"Returnal" è un disco pensato, e levigato fino all'inverosimile. Talmente pensato e levigato da far impallidire la genuina amatorialità delle prime prove, che tuttavia restituivano un'immagine sfocata nonché di affascinante precarietà della musica di Oneohtrix Point Never. D'altra parte nell'arco di appena un paio di stagioni la creatura di Daniel Lopatin ha saputo costruire intorno a sé (o gli altri gli hanno costruito intorno?) un hype di non poco conto, se consideriamo il baccano sollevato dal trend ipnagogico appena l'anno passato, di cui Daniel Lopatin è stato probabilmente il deus ex machina principale.
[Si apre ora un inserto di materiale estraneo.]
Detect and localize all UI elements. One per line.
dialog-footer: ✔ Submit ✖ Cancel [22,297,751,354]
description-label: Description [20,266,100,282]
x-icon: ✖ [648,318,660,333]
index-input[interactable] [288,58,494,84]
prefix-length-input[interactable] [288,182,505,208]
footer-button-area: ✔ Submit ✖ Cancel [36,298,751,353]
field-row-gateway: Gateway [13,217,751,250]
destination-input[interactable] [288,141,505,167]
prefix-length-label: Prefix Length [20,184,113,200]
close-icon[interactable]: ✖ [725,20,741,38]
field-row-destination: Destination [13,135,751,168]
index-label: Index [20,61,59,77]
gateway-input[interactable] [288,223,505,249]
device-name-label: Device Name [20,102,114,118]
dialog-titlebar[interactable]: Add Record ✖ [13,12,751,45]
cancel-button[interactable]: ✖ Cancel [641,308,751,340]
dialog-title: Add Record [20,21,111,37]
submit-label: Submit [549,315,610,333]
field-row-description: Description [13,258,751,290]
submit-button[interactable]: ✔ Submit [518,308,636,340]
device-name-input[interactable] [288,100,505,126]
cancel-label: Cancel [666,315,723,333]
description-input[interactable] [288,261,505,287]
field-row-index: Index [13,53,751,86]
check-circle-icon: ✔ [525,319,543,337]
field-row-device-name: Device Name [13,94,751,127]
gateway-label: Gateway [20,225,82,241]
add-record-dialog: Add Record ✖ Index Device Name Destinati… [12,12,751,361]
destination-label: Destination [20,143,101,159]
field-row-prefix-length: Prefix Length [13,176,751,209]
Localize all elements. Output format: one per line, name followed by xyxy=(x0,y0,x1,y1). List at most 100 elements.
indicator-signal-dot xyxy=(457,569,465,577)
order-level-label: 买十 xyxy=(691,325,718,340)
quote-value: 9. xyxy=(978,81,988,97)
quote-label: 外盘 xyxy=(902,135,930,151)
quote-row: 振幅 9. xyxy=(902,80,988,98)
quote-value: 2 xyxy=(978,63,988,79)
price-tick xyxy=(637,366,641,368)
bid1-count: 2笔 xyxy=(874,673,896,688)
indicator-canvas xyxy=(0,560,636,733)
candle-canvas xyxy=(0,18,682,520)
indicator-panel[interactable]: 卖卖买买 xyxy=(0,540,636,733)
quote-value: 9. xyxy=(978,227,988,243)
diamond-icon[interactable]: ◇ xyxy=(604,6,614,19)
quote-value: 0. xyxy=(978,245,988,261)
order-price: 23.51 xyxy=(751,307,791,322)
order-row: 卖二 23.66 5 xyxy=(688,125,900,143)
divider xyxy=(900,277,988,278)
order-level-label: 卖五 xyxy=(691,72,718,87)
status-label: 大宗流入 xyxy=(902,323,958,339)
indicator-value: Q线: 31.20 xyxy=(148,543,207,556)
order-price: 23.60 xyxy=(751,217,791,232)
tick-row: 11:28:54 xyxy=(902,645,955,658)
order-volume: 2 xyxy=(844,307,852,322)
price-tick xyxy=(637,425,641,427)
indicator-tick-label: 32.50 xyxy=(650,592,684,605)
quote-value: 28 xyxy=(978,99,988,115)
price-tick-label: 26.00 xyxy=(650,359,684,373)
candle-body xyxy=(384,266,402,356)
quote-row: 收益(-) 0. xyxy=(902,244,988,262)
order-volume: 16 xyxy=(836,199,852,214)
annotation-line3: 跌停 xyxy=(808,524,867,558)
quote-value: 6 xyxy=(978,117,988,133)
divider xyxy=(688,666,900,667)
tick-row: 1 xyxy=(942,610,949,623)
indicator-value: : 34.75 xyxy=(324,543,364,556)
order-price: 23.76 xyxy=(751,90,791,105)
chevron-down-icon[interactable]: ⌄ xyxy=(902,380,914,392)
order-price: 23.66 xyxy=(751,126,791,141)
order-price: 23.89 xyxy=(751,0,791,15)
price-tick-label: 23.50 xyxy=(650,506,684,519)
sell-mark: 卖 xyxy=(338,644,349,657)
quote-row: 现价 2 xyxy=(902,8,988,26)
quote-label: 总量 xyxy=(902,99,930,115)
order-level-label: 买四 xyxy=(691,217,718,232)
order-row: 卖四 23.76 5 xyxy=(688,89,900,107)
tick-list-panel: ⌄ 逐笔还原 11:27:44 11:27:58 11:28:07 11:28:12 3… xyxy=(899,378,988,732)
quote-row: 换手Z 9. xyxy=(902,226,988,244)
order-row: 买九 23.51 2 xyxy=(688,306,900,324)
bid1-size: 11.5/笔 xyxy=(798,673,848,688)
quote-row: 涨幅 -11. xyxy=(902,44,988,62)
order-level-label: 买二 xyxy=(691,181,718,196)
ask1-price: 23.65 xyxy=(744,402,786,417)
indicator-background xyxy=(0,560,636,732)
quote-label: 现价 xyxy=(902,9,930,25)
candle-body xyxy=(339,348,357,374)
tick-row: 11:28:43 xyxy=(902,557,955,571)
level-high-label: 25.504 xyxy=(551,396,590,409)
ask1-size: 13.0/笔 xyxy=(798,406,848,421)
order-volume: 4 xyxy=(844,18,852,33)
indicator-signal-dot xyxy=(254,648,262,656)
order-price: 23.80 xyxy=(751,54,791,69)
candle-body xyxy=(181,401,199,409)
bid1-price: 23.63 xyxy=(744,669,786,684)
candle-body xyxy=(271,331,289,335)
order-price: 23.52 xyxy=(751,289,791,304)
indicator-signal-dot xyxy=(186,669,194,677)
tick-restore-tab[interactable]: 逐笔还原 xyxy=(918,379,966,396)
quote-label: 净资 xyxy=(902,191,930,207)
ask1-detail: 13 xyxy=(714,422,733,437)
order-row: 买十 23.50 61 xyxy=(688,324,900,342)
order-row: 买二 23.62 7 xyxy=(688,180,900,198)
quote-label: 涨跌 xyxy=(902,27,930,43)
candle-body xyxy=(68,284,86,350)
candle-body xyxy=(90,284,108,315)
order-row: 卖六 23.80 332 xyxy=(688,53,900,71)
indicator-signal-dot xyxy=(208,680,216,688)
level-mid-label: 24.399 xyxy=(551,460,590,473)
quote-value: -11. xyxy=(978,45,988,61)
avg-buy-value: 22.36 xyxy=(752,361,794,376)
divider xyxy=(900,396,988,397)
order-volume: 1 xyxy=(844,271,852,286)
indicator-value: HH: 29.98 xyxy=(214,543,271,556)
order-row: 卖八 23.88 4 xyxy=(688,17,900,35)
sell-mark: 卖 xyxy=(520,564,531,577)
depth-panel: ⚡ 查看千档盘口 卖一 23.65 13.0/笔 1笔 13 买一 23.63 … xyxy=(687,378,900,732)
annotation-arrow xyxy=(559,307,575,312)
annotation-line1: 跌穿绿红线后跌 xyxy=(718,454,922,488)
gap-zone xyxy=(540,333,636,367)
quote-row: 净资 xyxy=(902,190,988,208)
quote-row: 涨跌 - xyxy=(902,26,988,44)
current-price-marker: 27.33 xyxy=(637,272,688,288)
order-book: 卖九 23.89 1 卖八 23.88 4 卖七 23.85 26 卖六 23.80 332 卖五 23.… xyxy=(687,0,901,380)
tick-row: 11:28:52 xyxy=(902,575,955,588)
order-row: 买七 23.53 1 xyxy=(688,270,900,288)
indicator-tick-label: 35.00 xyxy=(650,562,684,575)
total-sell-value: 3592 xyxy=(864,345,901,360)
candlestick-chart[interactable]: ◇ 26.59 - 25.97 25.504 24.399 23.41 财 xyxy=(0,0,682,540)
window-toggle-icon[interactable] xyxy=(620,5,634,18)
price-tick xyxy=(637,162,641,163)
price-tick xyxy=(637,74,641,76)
Hype in continuo crescendo che ha investito le alte sfere dell'intellighenzia alternativa, se "Returnal" si trova a uscire nientemeno su Editions Mego, con la partecipazione di James Plotkin, che ne cura il mastering, e di Stephen O'Malley che ne griffa l'artwork.
Queste otto tracce in cui ci si perde dentro fanno sfoggio di un suono maturo, frutto della sedimentazione di immaginari interiorizzati, elaborati e rigurgitati in un cortocircuito di multireferenzialità non facilmente identificabili. Il cono d'ombra che ne risulta investe molte cose e molti suoni: i sogni wilsoniani di Fennesz, il si-percepisce-non-si-percepisce hauntologico, gli spettri delle impalcature cyberpunk, la Windham Hill, e arriva finanche a sfiorare una pericolosa e forse naturale fascinazione per le suadenti grossolanità della Berlin School anni 90 (Redshift, AirSculpture, Spyra ecc.).
Certo, il gioco di specchi appare evidente, il punto però è che appena se ne coglie un aspetto, una possibile somiglianza, un'influenza più o meno diretta, questa sembra sfuggire, dissolversi nelle strutture amorfe del suono, nelle sue linearità solo apparenti. Ossia, al di là del discorso ipnagogico, qui ormai superato, che musica fa Lopatin? Come la si potrebbe etichettare? Pensateci, la risposta è più difficile di quel che potrebbe sembrare.
Perché pur lavorando di sintesi, il suono di Oneohtrix Point Never ha qui raggiunto uno stato e di incontrovertibile riconoscibilità e, sì, di originalità - scomodiamola ogni tanto 'sta parola. Più degli altri, Daniel Lopatin sta (inconsciamente?) codificando un linguaggio rinnovato, che certo prende abbrivio dal preesistente, ma che al contempo apre squarci inediti verso una prospettiva di musica iper-semica: una musica che, pur nella sua apparente carica estetizzante, torni a connotare significati, a prendere spunto da contesti, a farsi carico di immaginari collettivi condivisi. Proprio il contrario dell'artefazione (e del rifiuto del collettivo) eighties da cui la musica di Oneohtrix Point Never indiscutibilmente prende spunto.
Vedremo se si tratterà di un'intuizione isolata o di una traiettoria duratura.